Eric nickte nur, dann meinte er:

»Was genau ist ein Zeitloch?«

Seath lächelte.

»Das solltest du mit den Wissenschaftlern und Forschern klären. Die Astronomen und Physiker in den blauen Bergen sind da sicherlich die Richtigen, vielleicht triffst du sie noch, wenn wir die Völker vereinen. Sie werden bald hier sein, mussten fliehen. Den Grund dafür kann ich dir im Moment nicht nennen, sie halten ihn geheim. Sicherlich hat es etwas mit dem Herrscher zu tun. Ich denke, ein Zeitloch muss so ähnlich wie das sein, was man auf der Erde ein Wurmloch nennt. Aber glaub mir, ich weiß es nicht.«

Jetzt fühlte Eric leichte Zweifel. Zu schön, um wahr zu sein. Und auf der Erde wusste niemand davon? Absolut niemand, außer denen, welche das Zeitloch nutzten? War es denn nicht messbar? Seath beobachtete seine Gedanken.

»Es ist messbar, kann aber ohne gewisse Begabungen nicht lokalisiert werden und ist dadurch enorm schwer zu erklären. Es äußert sich in Messungen ähnlich wie Gravitationswellen und selbst die sind noch weit davon entfernt, restlos erforscht oder verstanden zu sein.«

»Welche Begabungen?«

»Du hast dich sicher schon gefragt, was Magie eigentlich ist oder was wir damit meinen. Wir bezeichnen damit die Wandlung und Auswirkungen einer sehr schwer greifbaren Energieform. Wir können sie spüren und beeinflussen. Sofern der Einfluss zu geplanten, vorhergesagten, wiederholbaren Konsequenzen führt, sprechen wir von Kontrolle. Wir können also diese Energieform beeinflussen und manche können sie kontrollieren, bis zu einem gewissen Grad. Wir wissen aber nicht, woher sie stammt, was sie freisetzt und wie genau sie funktioniert. Wir vermuten, dass unsere Körper ein bestimmtes Material enthalten, welches uns dafür empfänglich macht. Das gilt auch für Pflanzen und Tiere.

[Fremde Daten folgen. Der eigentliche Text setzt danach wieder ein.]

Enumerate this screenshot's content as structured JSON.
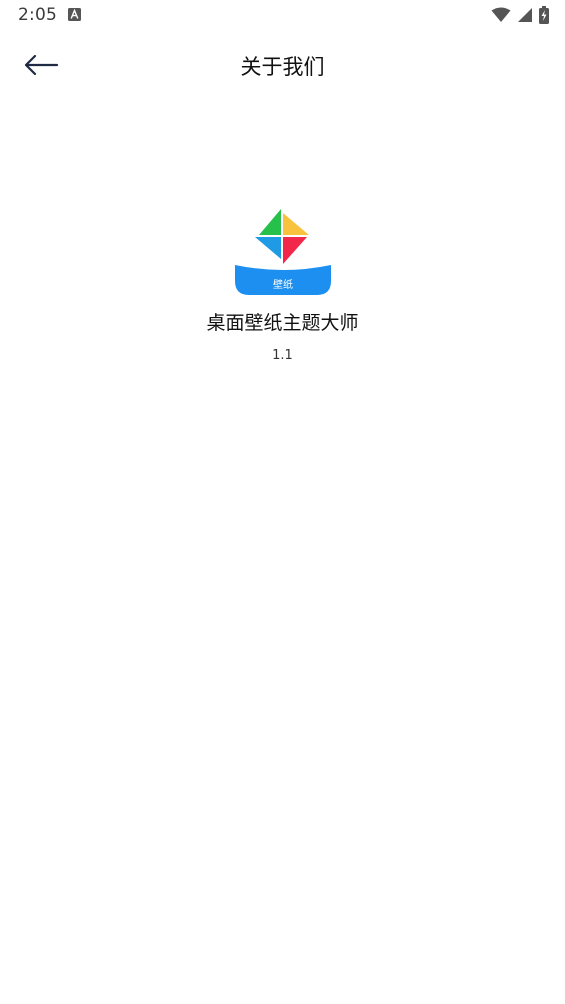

Es muss einen Austausch zwischen Drachenplanet und Erde gegeben haben, welcher alles angefangen hat. Möglich, dass unsere Vorfahren von hier stammen. Die Menschen haben sich definitiv nur auf der Erde entwickelt, aber es ist möglich, dass dies ohne den Drachenplaneten nie passiert wäre. Es gibt viele intelligente Lebensformen, einige davon sind dem Menschen kognitiv voraus und fast alle sind uns körperlich überlegen, in spezialisierten Bereichen. Menschen sind körperlich Generalisten und keine Spezialisten, wenn man die Evolution betrachtet. Manche glauben, die Vorfahren des Menschen hätten eigentlich keine Chance gehabt, ausschließlich durch höhere Intelligenz ganz nach oben zu kommen. Sie vermuten, dass Magie einen Teil dazu beitrug. Zuerst unbewusst und kaum relevant, später maßgeblich, da angeregt und bewusst gepflegt.«

Eric sah sie schweigend an, speicherte jedes ihrer Worte ab und sah seinem Inneren dabei zu, wie es aus all den Antworten neue Fragen hervorbrachte. Doch jetzt interessierte ihn nur eine.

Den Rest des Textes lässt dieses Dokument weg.